Temporary Protected Status (TPS) is a Green Card
What do call the status of foreigners allowed to stay and work legally in the U.S., and travel internationally? Temporary Protected Status, TPS. You know what it was called when my parents came to this country in the 1960s? The Cuban Adjustment Act. Because TPS offers the same benefits as legal permanent residency (green card), Blandon Law strongly advises all foreigners to apply for Temporary Protected Status if they are eligible, even if other “papers” are in process.

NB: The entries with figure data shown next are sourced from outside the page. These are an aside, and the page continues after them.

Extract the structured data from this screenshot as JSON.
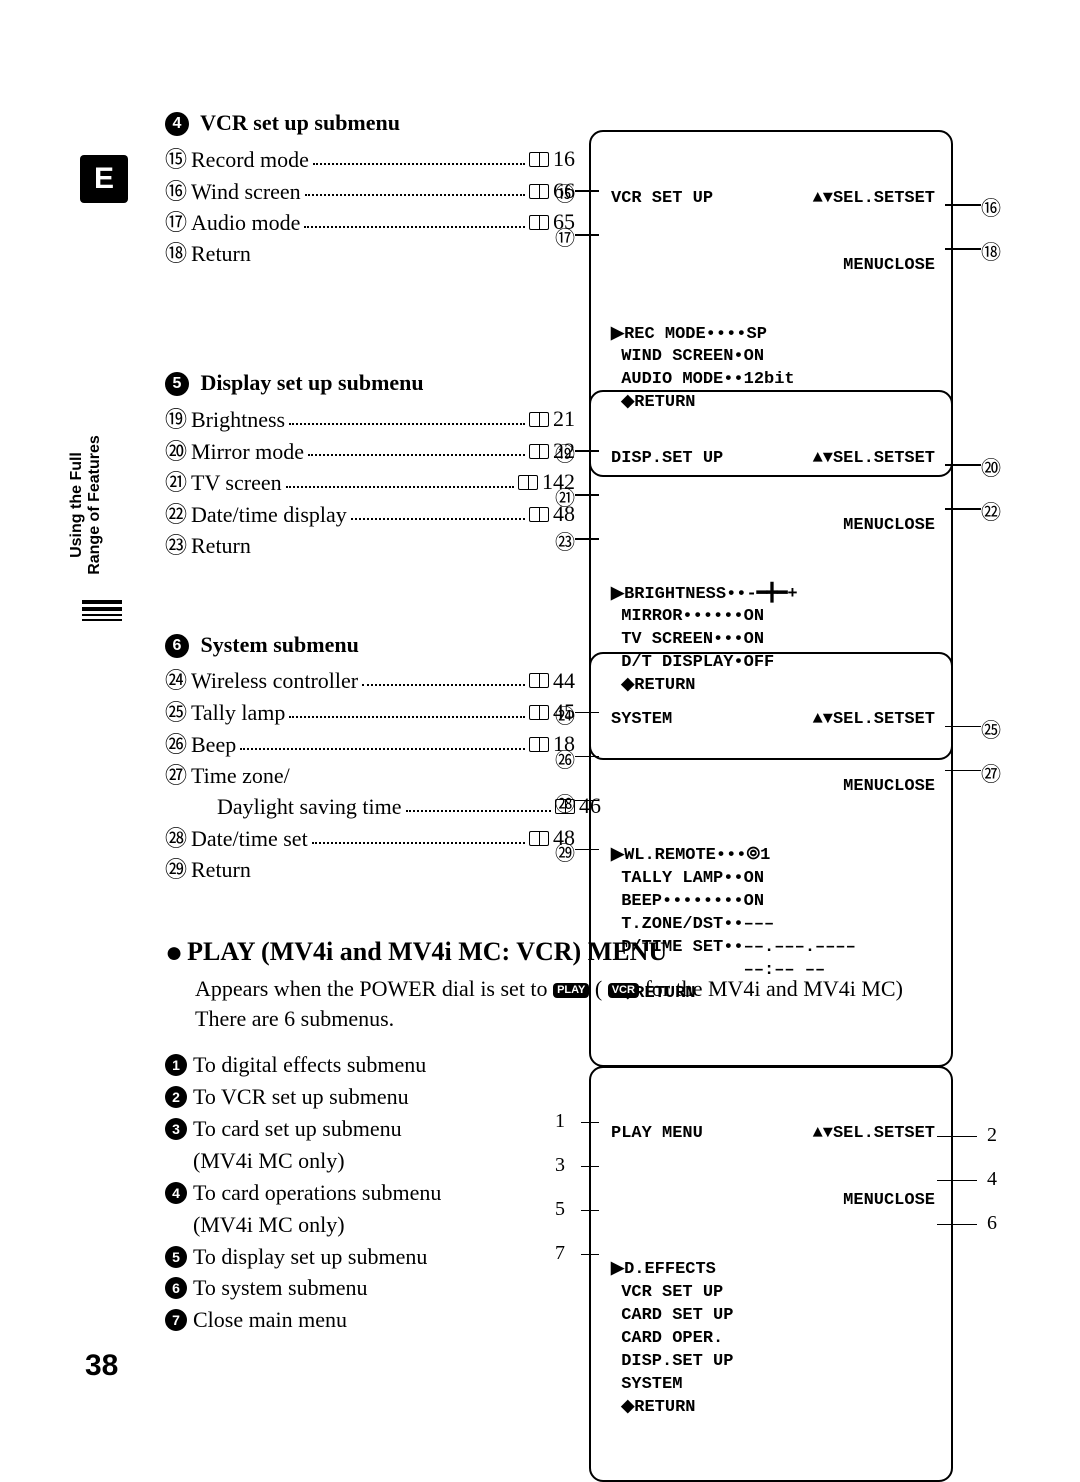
{
  "e_badge": "E",
  "sidebar_text_line1": "Using the Full",
  "sidebar_text_line2": "Range of Features",
  "sections": {
    "vcr": {
      "num": "4",
      "title": "VCR set up submenu",
      "items": [
        {
          "n": "⑮",
          "label": "Record mode",
          "page": "16"
        },
        {
          "n": "⑯",
          "label": "Wind screen",
          "page": "66"
        },
        {
          "n": "⑰",
          "label": "Audio mode",
          "page": "65"
        },
        {
          "n": "⑱",
          "label": "Return",
          "page": ""
        }
      ],
      "screen": {
        "title": "VCR SET UP",
        "sel": "▲▼SEL.SETSET",
        "menu": "MENUCLOSE",
        "lines": [
          "▶REC MODE••••SP",
          " WIND SCREEN•ON",
          " AUDIO MODE••12bit",
          " ◆RETURN"
        ]
      },
      "left_nums": [
        "⑮",
        "⑰"
      ],
      "right_nums": [
        "⑯",
        "⑱"
      ]
    },
    "disp": {
      "num": "5",
      "title": "Display set up submenu",
      "items": [
        {
          "n": "⑲",
          "label": "Brightness",
          "page": "21"
        },
        {
          "n": "⑳",
          "label": "Mirror mode",
          "page": "22"
        },
        {
          "n": "㉑",
          "label": "TV screen",
          "page": "142"
        },
        {
          "n": "㉒",
          "label": "Date/time display",
          "page": "48"
        },
        {
          "n": "㉓",
          "label": "Return",
          "page": ""
        }
      ],
      "screen": {
        "title": "DISP.SET UP",
        "sel": "▲▼SEL.SETSET",
        "menu": "MENUCLOSE",
        "lines": [
          "▶BRIGHTNESS••-━╋━+",
          " MIRROR••••••ON",
          " TV SCREEN•••ON",
          " D/T DISPLAY•OFF",
          " ◆RETURN"
        ]
      },
      "left_nums": [
        "⑲",
        "㉑",
        "㉓"
      ],
      "right_nums": [
        "⑳",
        "㉒"
      ]
    },
    "sys": {
      "num": "6",
      "title": "System submenu",
      "items": [
        {
          "n": "㉔",
          "label": "Wireless controller",
          "page": "44"
        },
        {
          "n": "㉕",
          "label": "Tally lamp",
          "page": "45"
        },
        {
          "n": "㉖",
          "label": "Beep",
          "page": "18"
        },
        {
          "n": "㉗",
          "label": "Time zone/",
          "page": ""
        },
        {
          "n": "",
          "label": "Daylight saving time",
          "page": "46",
          "indent": true
        },
        {
          "n": "㉘",
          "label": "Date/time set",
          "page": "48"
        },
        {
          "n": "㉙",
          "label": "Return",
          "page": ""
        }
      ],
      "screen": {
        "title": "SYSTEM",
        "sel": "▲▼SEL.SETSET",
        "menu": "MENUCLOSE",
        "lines": [
          "▶WL.REMOTE•••⦾1",
          " TALLY LAMP••ON",
          " BEEP••••••••ON",
          " T.ZONE/DST••–––",
          " D/TIME SET••––.–––.––––",
          "             ––:–– ––",
          " ◆RETURN"
        ]
      },
      "left_nums": [
        "㉔",
        "㉖",
        "㉘",
        "㉙"
      ],
      "right_nums": [
        "㉕",
        "㉗"
      ]
    }
  },
  "play": {
    "heading": "PLAY (MV4i and MV4i MC: VCR) MENU",
    "desc_pre": "Appears when the POWER dial is set to ",
    "badge1": "PLAY",
    "desc_mid": " ( ",
    "badge2": "VCR",
    "desc_post": " for the MV4i and MV4i MC)",
    "desc_line2": "There are 6 submenus.",
    "items": [
      {
        "n": "1",
        "label": "To digital effects submenu"
      },
      {
        "n": "2",
        "label": "To VCR set up submenu"
      },
      {
        "n": "3",
        "label": "To card set up submenu",
        "sub": "(MV4i MC only)"
      },
      {
        "n": "4",
        "label": "To card operations submenu",
        "sub": "(MV4i MC only)"
      },
      {
        "n": "5",
        "label": "To display set up submenu"
      },
      {
        "n": "6",
        "label": "To system submenu"
      },
      {
        "n": "7",
        "label": "Close main menu"
      }
    ],
    "screen": {
      "title": "PLAY MENU",
      "sel": "▲▼SEL.SETSET",
      "menu": "MENUCLOSE",
      "lines": [
        "▶D.EFFECTS",
        " VCR SET UP",
        " CARD SET UP",
        " CARD OPER.",
        " DISP.SET UP",
        " SYSTEM",
        " ◆RETURN"
      ]
    },
    "left_badges": [
      "1",
      "3",
      "5",
      "7"
    ],
    "right_badges": [
      "2",
      "4",
      "6"
    ]
  },
  "page_number": "38"
}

TPS Work Permit Benefits Same as Residency
Foreigners can get a green card after marrying a US citizen. The first green card, known as Conditional Permanent Residency, is valid for two years if the couple was married less than 24 months on the date of the immigration interview. The non-citizen has to apply to remove the conditions 18 months later. This is the same process as TPS: applying for status 18 months after first getting it. The only difference between TPS and a green card is that for TPS there are separate forms to fill out for each benefit (TPS status, work permit, and travel benefit) and the applications must be filed every 18 months. Basically, with TPS the government gets more money for giving non-citizens the same reward.

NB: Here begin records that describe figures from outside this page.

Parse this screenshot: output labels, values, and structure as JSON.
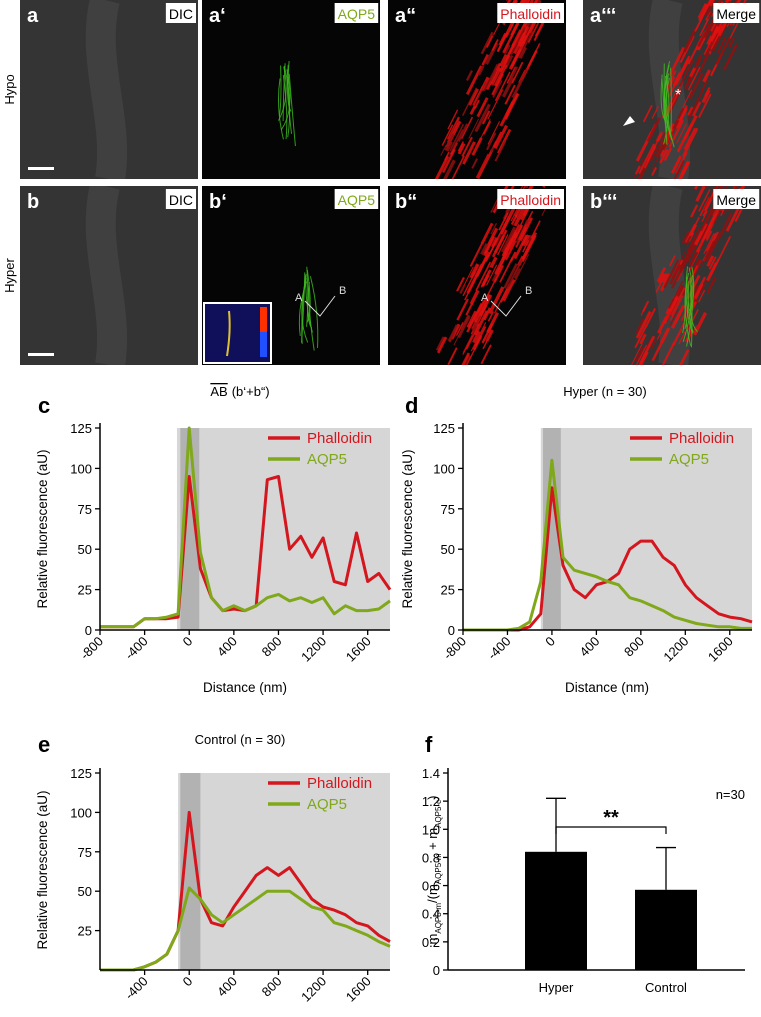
{
  "figure": {
    "row_labels": [
      "Hypo",
      "Hyper"
    ],
    "panels": [
      {
        "letter": "a",
        "label": "DIC",
        "label_color": "#000000"
      },
      {
        "letter": "a‘",
        "label": "AQP5",
        "label_color": "#7fa81a"
      },
      {
        "letter": "a“",
        "label": "Phalloidin",
        "label_color": "#d4161e"
      },
      {
        "letter": "a‘‘‘",
        "label": "Merge",
        "label_color": "#000000",
        "marks": [
          "*"
        ]
      },
      {
        "letter": "b",
        "label": "DIC",
        "label_color": "#000000"
      },
      {
        "letter": "b‘",
        "label": "AQP5",
        "label_color": "#7fa81a",
        "marks": [
          "A",
          "B"
        ]
      },
      {
        "letter": "b“",
        "label": "Phalloidin",
        "label_color": "#d4161e",
        "marks": [
          "A",
          "B"
        ]
      },
      {
        "letter": "b‘‘‘",
        "label": "Merge",
        "label_color": "#000000"
      }
    ]
  },
  "chart_data": [
    {
      "type": "line",
      "panel": "c",
      "title_overline": "AB",
      "title": "(b‘+b“)",
      "ylabel": "Relative fluorescence (aU)",
      "xlabel": "Distance (nm)",
      "x": [
        -800,
        -700,
        -600,
        -500,
        -400,
        -300,
        -200,
        -100,
        0,
        100,
        200,
        300,
        400,
        500,
        600,
        700,
        800,
        900,
        1000,
        1100,
        1200,
        1300,
        1400,
        1500,
        1600,
        1700,
        1800
      ],
      "series": [
        {
          "name": "Phalloidin",
          "color": "#d4161e",
          "values": [
            2,
            2,
            2,
            2,
            7,
            7,
            7,
            8,
            95,
            38,
            20,
            12,
            13,
            12,
            15,
            93,
            95,
            50,
            58,
            45,
            57,
            30,
            28,
            60,
            30,
            35,
            25
          ]
        },
        {
          "name": "AQP5",
          "color": "#7fa81a",
          "values": [
            2,
            2,
            2,
            2,
            7,
            7,
            8,
            10,
            125,
            48,
            20,
            12,
            15,
            12,
            15,
            20,
            22,
            18,
            20,
            17,
            20,
            10,
            15,
            12,
            12,
            13,
            18
          ]
        }
      ],
      "shaded_ranges": [
        {
          "from": -110,
          "to": 1800,
          "color": "#d6d6d6"
        },
        {
          "from": -80,
          "to": 90,
          "color": "#b2b2b2"
        }
      ],
      "xlim": [
        -800,
        1800
      ],
      "xticks": [
        -800,
        -400,
        0,
        400,
        800,
        1200,
        1600
      ],
      "ylim": [
        0,
        125
      ],
      "yticks": [
        0,
        25,
        50,
        75,
        100,
        125
      ],
      "legend": "upper right"
    },
    {
      "type": "line",
      "panel": "d",
      "title": "Hyper (n = 30)",
      "ylabel": "Relative fluorescence (aU)",
      "xlabel": "Distance (nm)",
      "x": [
        -800,
        -700,
        -600,
        -500,
        -400,
        -300,
        -200,
        -100,
        0,
        100,
        200,
        300,
        400,
        500,
        600,
        700,
        800,
        900,
        1000,
        1100,
        1200,
        1300,
        1400,
        1500,
        1600,
        1700,
        1800
      ],
      "series": [
        {
          "name": "Phalloidin",
          "color": "#d4161e",
          "values": [
            0,
            0,
            0,
            0,
            0,
            0,
            2,
            10,
            88,
            40,
            25,
            20,
            28,
            30,
            35,
            50,
            55,
            55,
            45,
            40,
            28,
            20,
            15,
            10,
            8,
            7,
            5
          ]
        },
        {
          "name": "AQP5",
          "color": "#7fa81a",
          "values": [
            0,
            0,
            0,
            0,
            0,
            1,
            5,
            30,
            105,
            45,
            37,
            35,
            33,
            30,
            28,
            20,
            18,
            15,
            12,
            8,
            6,
            4,
            3,
            2,
            2,
            1,
            1
          ]
        }
      ],
      "shaded_ranges": [
        {
          "from": -100,
          "to": 1800,
          "color": "#d6d6d6"
        },
        {
          "from": -80,
          "to": 80,
          "color": "#b2b2b2"
        }
      ],
      "xlim": [
        -800,
        1800
      ],
      "xticks": [
        -800,
        -400,
        0,
        400,
        800,
        1200,
        1600
      ],
      "ylim": [
        0,
        125
      ],
      "yticks": [
        0,
        25,
        50,
        75,
        100,
        125
      ],
      "legend": "upper right"
    },
    {
      "type": "line",
      "panel": "e",
      "title": "Control (n = 30)",
      "ylabel": "Relative fluorescence (aU)",
      "x": [
        -800,
        -700,
        -600,
        -500,
        -400,
        -300,
        -200,
        -100,
        0,
        100,
        200,
        300,
        400,
        500,
        600,
        700,
        800,
        900,
        1000,
        1100,
        1200,
        1300,
        1400,
        1500,
        1600,
        1700,
        1800
      ],
      "series": [
        {
          "name": "Phalloidin",
          "color": "#d4161e",
          "values": [
            0,
            0,
            0,
            0,
            2,
            5,
            10,
            25,
            100,
            45,
            30,
            28,
            40,
            50,
            60,
            65,
            60,
            65,
            55,
            45,
            40,
            38,
            35,
            30,
            28,
            22,
            18
          ]
        },
        {
          "name": "AQP5",
          "color": "#7fa81a",
          "values": [
            0,
            0,
            0,
            0,
            2,
            5,
            10,
            25,
            52,
            45,
            35,
            30,
            35,
            40,
            45,
            50,
            50,
            50,
            45,
            40,
            38,
            30,
            28,
            25,
            22,
            18,
            15
          ]
        }
      ],
      "shaded_ranges": [
        {
          "from": -100,
          "to": 1800,
          "color": "#d6d6d6"
        },
        {
          "from": -80,
          "to": 100,
          "color": "#b2b2b2"
        }
      ],
      "xlim": [
        -800,
        1800
      ],
      "xticks": [
        -400,
        0,
        400,
        800,
        1200,
        1600
      ],
      "ylim": [
        0,
        125
      ],
      "yticks": [
        25,
        50,
        75,
        100,
        125
      ],
      "legend": "upper right"
    },
    {
      "type": "bar",
      "panel": "f",
      "ylabel_parts": [
        "m",
        "AQP5-m",
        "/(m",
        "AQP5-m",
        " + m",
        "AQP5-c",
        ")"
      ],
      "categories": [
        "Hyper",
        "Control"
      ],
      "values": [
        0.84,
        0.57
      ],
      "errors": [
        0.38,
        0.3
      ],
      "color": "#000000",
      "ylim": [
        0,
        1.4
      ],
      "yticks": [
        0,
        0.2,
        0.4,
        0.6,
        0.8,
        {
          "value": 1,
          "label": "1.0"
        },
        1.2,
        1.4
      ],
      "significance": "**",
      "n_label": "n=30"
    }
  ]
}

TPS Travel Benefits Same as Residency
My parents never touched the sugar fine beaches of Cuba after leaving in July 1967. Leaving a homeland forever is a price few are willing to pay. Fortunately, those with Temporary Protected Status can leave the United States and return with parole. Meaning a TPS holder can travel to their homeland and return to the U.S. even if an Immigration Judge gave the non-citizen a deportation order.
TPS appears deceivingly simple like riding a burro down the Grand Canyon. A person just sits there. Unless they have an inexperienced burro guide, in which case the tourist can fall off and die.
Disclaimer – These entries are based on real life events. Family member names, when used, are real. Client names are changed for privacy.